Closed jakubmicorek closed 3 years ago
I follow the same setting as the original implementation. Here's a same question. https://github.com/StevenLiuWen/ano_pred_cvpr2018/issues/27 From my point of view, it is ok to normalize the 12 videos' scores uniformly.
Thank you for pointing me to the other repo.
However, I would still argue this isn't correct for evaluating such a system. Suppose you want to use such a system in production at the campus where the videos were recorded at. You would need someone to adapt the threshold all the time depending on what's happening.
Take for example three video sequences where: 1) no people (background only) 2) a few people 3) a lot people walk through the frame.
Clips of type 1. will probably produce a smaller error than 2. and clips of type 2. will probably produce a smaller error than 3. for normal behavior because there is more foreground and motion which needs to be reconstructed.

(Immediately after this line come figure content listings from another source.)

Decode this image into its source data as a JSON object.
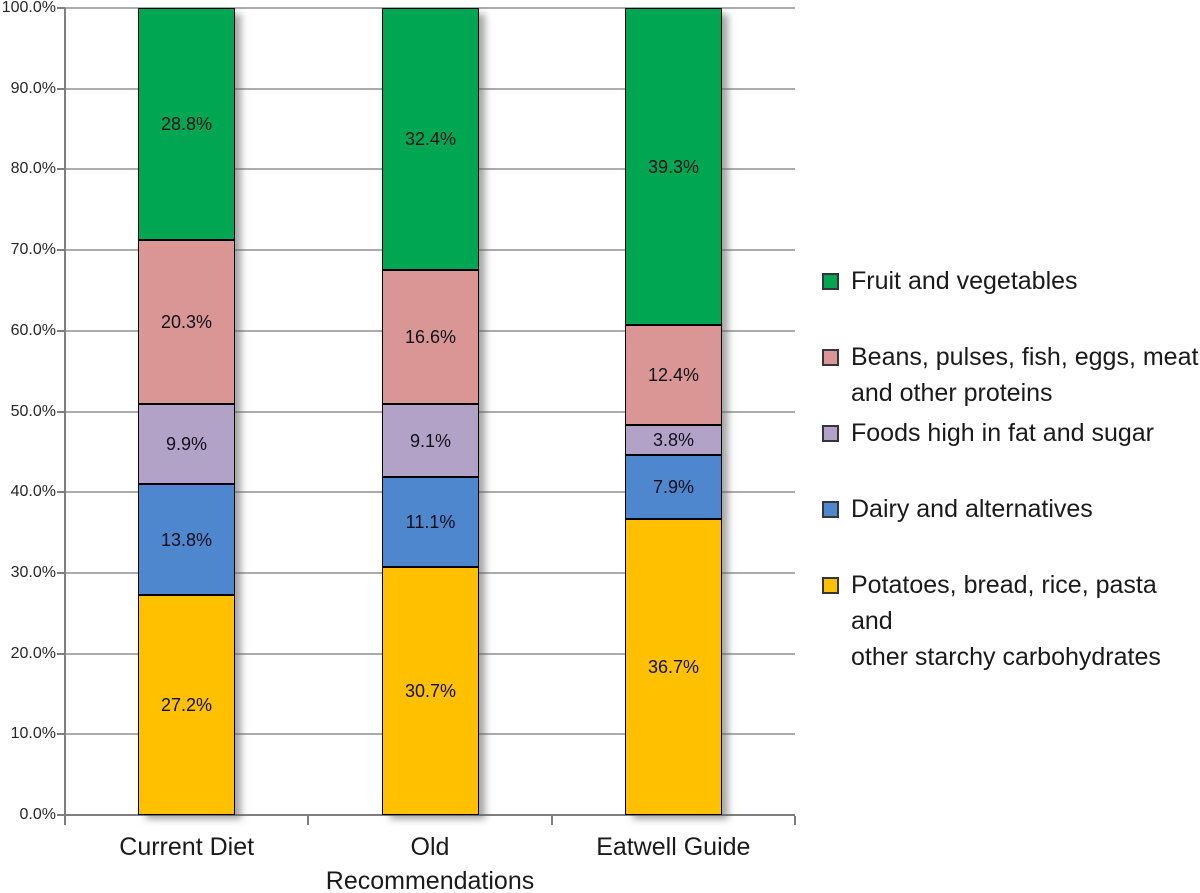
{
  "background": "#FFFFFF",
  "chart_data": {
    "type": "bar",
    "stacked": true,
    "title": "",
    "xlabel": "",
    "ylabel": "",
    "ylim": [
      0,
      100
    ],
    "grid": true,
    "legend_position": "right",
    "categories": [
      "Current Diet",
      "Old\nRecommendations",
      "Eatwell Guide"
    ],
    "y_tick_labels": [
      "0.0%",
      "10.0%",
      "20.0%",
      "30.0%",
      "40.0%",
      "50.0%",
      "60.0%",
      "70.0%",
      "80.0%",
      "90.0%",
      "100.0%"
    ],
    "series": [
      {
        "name": "Potatoes, bread, rice, pasta and other starchy carbohydrates",
        "color": "#FFC000",
        "values": [
          27.2,
          30.7,
          36.7
        ]
      },
      {
        "name": "Dairy and alternatives",
        "color": "#4E87CE",
        "values": [
          13.8,
          11.1,
          7.9
        ]
      },
      {
        "name": "Foods high in fat and sugar",
        "color": "#B3A2C8",
        "values": [
          9.9,
          9.1,
          3.8
        ]
      },
      {
        "name": "Beans, pulses, fish, eggs, meat and other proteins",
        "color": "#D99694",
        "values": [
          20.3,
          16.6,
          12.4
        ]
      },
      {
        "name": "Fruit and vegetables",
        "color": "#00A651",
        "values": [
          28.8,
          32.4,
          39.3
        ]
      }
    ],
    "data_label_format": "one-decimal-percent",
    "data_labels": [
      [
        "27.2%",
        "30.7%",
        "36.7%"
      ],
      [
        "13.8%",
        "11.1%",
        "7.9%"
      ],
      [
        "9.9%",
        "9.1%",
        "3.8%"
      ],
      [
        "20.3%",
        "16.6%",
        "12.4%"
      ],
      [
        "28.8%",
        "32.4%",
        "39.3%"
      ]
    ]
  },
  "legend": {
    "items": [
      {
        "label": "Fruit and vegetables",
        "color": "#00A651"
      },
      {
        "label": "Beans, pulses, fish, eggs, meat\nand other proteins",
        "color": "#D99694"
      },
      {
        "label": "Foods high in fat and sugar",
        "color": "#B3A2C8"
      },
      {
        "label": "Dairy and alternatives",
        "color": "#4E87CE"
      },
      {
        "label": "Potatoes, bread, rice, pasta and\nother starchy carbohydrates",
        "color": "#FFC000"
      }
    ]
  },
  "colors": {
    "gridline": "#ACACAC",
    "axis": "#7F7F7F",
    "tick_label": "#262626",
    "data_label": "#10101C",
    "legend_text": "#1A1A1A"
  }
}
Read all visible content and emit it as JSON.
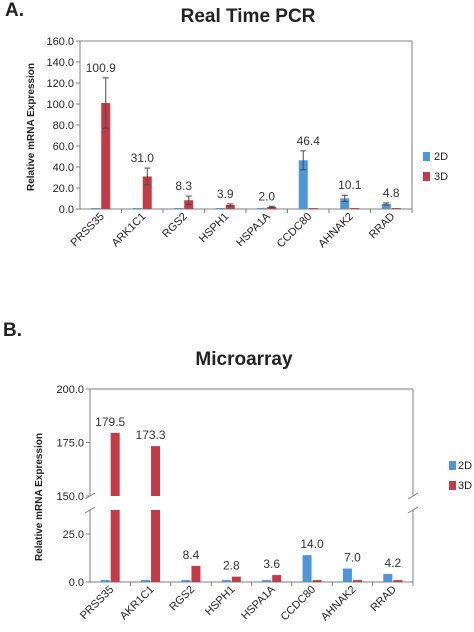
{
  "colors": {
    "series_2d": "#4e95d9",
    "series_3d": "#c23b47",
    "plot_bg": "#ffffff",
    "axis": "#7f7f7f",
    "error_bar": "#4a4a4a"
  },
  "chart_data": [
    {
      "panel_label": "A.",
      "type": "bar",
      "title": "Real Time PCR",
      "ylabel": "Relative mRNA Expression",
      "xlabel": "",
      "ylim": [
        0,
        160
      ],
      "yticks": [
        "0.0",
        "20.0",
        "40.0",
        "60.0",
        "80.0",
        "100.0",
        "120.0",
        "140.0",
        "160.0"
      ],
      "categories": [
        "PRSS35",
        "ARK1C1",
        "RGS2",
        "HSPH1",
        "HSPA1A",
        "CCDC80",
        "AHNAK2",
        "RRAD"
      ],
      "series": [
        {
          "name": "2D",
          "values": [
            0.9,
            0.9,
            0.9,
            0.9,
            0.9,
            46.4,
            10.1,
            4.8
          ],
          "errors": [
            0,
            0,
            0,
            0,
            0,
            9,
            3,
            1
          ]
        },
        {
          "name": "3D",
          "values": [
            100.9,
            31.0,
            8.3,
            3.9,
            2.0,
            0.9,
            0.9,
            0.9
          ],
          "errors": [
            24,
            8,
            4,
            1,
            0.6,
            0,
            0,
            0
          ]
        }
      ],
      "data_labels": [
        "100.9",
        "31.0",
        "8.3",
        "3.9",
        "2.0",
        "46.4",
        "10.1",
        "4.8"
      ],
      "legend": {
        "placement": "right",
        "entries": [
          "2D",
          "3D"
        ]
      },
      "grid": false
    },
    {
      "panel_label": "B.",
      "type": "bar",
      "title": "Microarray",
      "ylabel": "Relative mRNA Expression",
      "xlabel": "",
      "ylim": [
        0,
        200
      ],
      "axis_break": [
        37.5,
        150
      ],
      "yticks": [
        "0.0",
        "25.0",
        "150.0",
        "175.0",
        "200.0"
      ],
      "categories": [
        "PRSS35",
        "AKR1C1",
        "RGS2",
        "HSPH1",
        "HSPA1A",
        "CCDC80",
        "AHNAK2",
        "RRAD"
      ],
      "series": [
        {
          "name": "2D",
          "values": [
            1.0,
            1.0,
            1.0,
            1.0,
            1.0,
            14.0,
            7.0,
            4.2
          ],
          "errors": [
            0,
            0,
            0,
            0,
            0,
            0,
            0,
            0
          ]
        },
        {
          "name": "3D",
          "values": [
            179.5,
            173.3,
            8.4,
            2.8,
            3.6,
            1.0,
            1.0,
            1.0
          ],
          "errors": [
            0,
            0,
            0,
            0,
            0,
            0,
            0,
            0
          ]
        }
      ],
      "data_labels": [
        "179.5",
        "173.3",
        "8.4",
        "2.8",
        "3.6",
        "14.0",
        "7.0",
        "4.2"
      ],
      "legend": {
        "placement": "right",
        "entries": [
          "2D",
          "3D"
        ]
      },
      "grid": false
    }
  ]
}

As in each of the 12 test videos anomalies occur and each of the clips are normalized between 0 and 1 individually, the overall larger errors of type 3. are pushed down to regions of type 1. and 2.
Yes, I agree with you. In real production environment, an uniform threshold should be set carefully for different events which belong to the same occasion. This model still has some limits.
Isn't the evaluation calculation wrong?
Considering Ped2, why are the scores normalized between 0 and 1 for each of the 12 video clips individually? This isn't correct as the camera view is the same in all of the clips.